AI-generated summary
We introduce Lemur and Lemur-Chat, openly accessible language models
optimized for both natural language and coding capabilities to serve as the
backbone of versatile language agents. The evolution from language chat models
to functional language agents demands that models not only master human
interaction, reasoning, and planning but also ensure grounding in the relevant
environments. This calls for a harmonious blend of language and coding
capabilities in the models. Lemur and Lemur-Chat are proposed to address this
necessity, demonstrating balanced proficiencies in both domains, unlike
existing open-source models that tend to specialize in either. Through
meticulous pre-training using a code-intensive corpus and instruction
fine-tuning on text and code data, our models achieve state-of-the-art averaged
performance across diverse text and coding benchmarks among open-source models.
Comprehensive experiments demonstrate Lemur's superiority over existing
open-source models and its proficiency across various agent tasks involving
human communication, tool usage, and interaction under fully- and partially-
observable environments. The harmonization between natural and programming
languages enables Lemur-Chat to significantly narrow the gap with proprietary
models on agent abilities, providing key insights into developing advanced
open-source agents adept at reasoning, planning, and operating seamlessly
across environments. https://github.com/OpenLemur/Lemur
Yay, papers are back! Here's my summary of this article.
Today's conversational bots like Claude and GPT can chat impressively but aren't great at complex planning or executing technical tasks. To overcome this, new research from HKU builds open-source AI agents that blend natural language and coding skills. They're called Lemur and Lemur-Chat.
The researchers think achieving versatile real-world agents requires models that integrate both fluid natural language abilities and precise programming language control. Humans combine plain speech for higher-level goals with languages like Python when we need to plan intricately and execute exactly. AI needs both capacities too.
But most existing models specialize in pure language or pure code. There's a separation that is limiting.
The team created Lemur by pretraining the open-source Llama-2 on a massive mixed corpus with 10x more natural language than code. This improved its programming abilities while retaining conversational strength. Further instruction tuning optimized Lemur-Chat for following free-form directions in language.
Experiments found Lemur surpassed specialized coding-only models like Codex in overall benchmarks.
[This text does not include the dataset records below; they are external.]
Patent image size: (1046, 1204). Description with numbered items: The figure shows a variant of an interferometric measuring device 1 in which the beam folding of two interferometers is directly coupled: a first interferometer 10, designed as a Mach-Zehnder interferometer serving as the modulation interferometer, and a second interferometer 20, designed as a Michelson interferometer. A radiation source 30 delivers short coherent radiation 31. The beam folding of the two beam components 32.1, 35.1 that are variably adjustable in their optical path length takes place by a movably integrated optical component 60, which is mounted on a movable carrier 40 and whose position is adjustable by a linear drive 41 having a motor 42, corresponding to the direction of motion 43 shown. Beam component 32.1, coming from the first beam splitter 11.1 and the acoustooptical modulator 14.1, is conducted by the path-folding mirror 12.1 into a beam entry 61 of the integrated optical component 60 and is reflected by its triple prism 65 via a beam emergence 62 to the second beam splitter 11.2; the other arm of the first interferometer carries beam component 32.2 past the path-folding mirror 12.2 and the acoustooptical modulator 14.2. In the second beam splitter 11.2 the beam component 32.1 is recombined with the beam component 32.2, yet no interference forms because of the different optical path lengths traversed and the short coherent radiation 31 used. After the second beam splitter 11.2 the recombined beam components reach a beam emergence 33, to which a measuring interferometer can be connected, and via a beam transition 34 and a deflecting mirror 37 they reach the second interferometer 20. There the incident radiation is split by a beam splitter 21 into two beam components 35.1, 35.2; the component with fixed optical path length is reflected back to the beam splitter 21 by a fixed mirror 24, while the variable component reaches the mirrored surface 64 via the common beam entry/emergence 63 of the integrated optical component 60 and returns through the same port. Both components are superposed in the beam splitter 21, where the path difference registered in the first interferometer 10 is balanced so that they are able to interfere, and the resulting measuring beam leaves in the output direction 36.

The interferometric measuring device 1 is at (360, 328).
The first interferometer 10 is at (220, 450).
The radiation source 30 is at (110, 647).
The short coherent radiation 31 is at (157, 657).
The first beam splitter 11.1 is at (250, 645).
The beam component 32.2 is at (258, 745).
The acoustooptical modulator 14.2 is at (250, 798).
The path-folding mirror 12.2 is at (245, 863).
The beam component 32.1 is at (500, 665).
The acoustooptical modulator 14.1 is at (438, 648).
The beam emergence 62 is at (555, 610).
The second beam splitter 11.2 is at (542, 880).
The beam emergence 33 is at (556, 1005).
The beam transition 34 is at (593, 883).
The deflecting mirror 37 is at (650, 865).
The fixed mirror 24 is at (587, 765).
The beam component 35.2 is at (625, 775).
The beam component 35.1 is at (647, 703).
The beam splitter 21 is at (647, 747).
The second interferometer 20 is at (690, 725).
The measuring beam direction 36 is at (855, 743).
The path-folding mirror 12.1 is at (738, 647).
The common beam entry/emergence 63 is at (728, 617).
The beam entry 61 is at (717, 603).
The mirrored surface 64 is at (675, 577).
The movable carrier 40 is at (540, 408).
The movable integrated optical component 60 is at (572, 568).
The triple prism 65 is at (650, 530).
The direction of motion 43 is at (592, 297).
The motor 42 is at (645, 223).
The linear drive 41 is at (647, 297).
Lemur-Chat then exceeded Lemur by 15% after instruction tuning.
More importantly, Lemur-Chat won 12/13 new "agent tests" designed to mimic real-world challenges needing both language and programming prowess.
It beat alternatives at:
Using tools like Python and Wikipedia to enhance reasoning
Debugging code by leveraging error messages
Improving the most from natural language feedback
Exploring partially observable environments like cybersecurity and web browsing simulations.
Lemur-Chat matched GPT-3.5 in many tests, closing the gap between commercial and open-source agents.
TLDR: New open-source AI agents combine coding and language skills. Experiments show the combo unlocks more performance across technical challenges.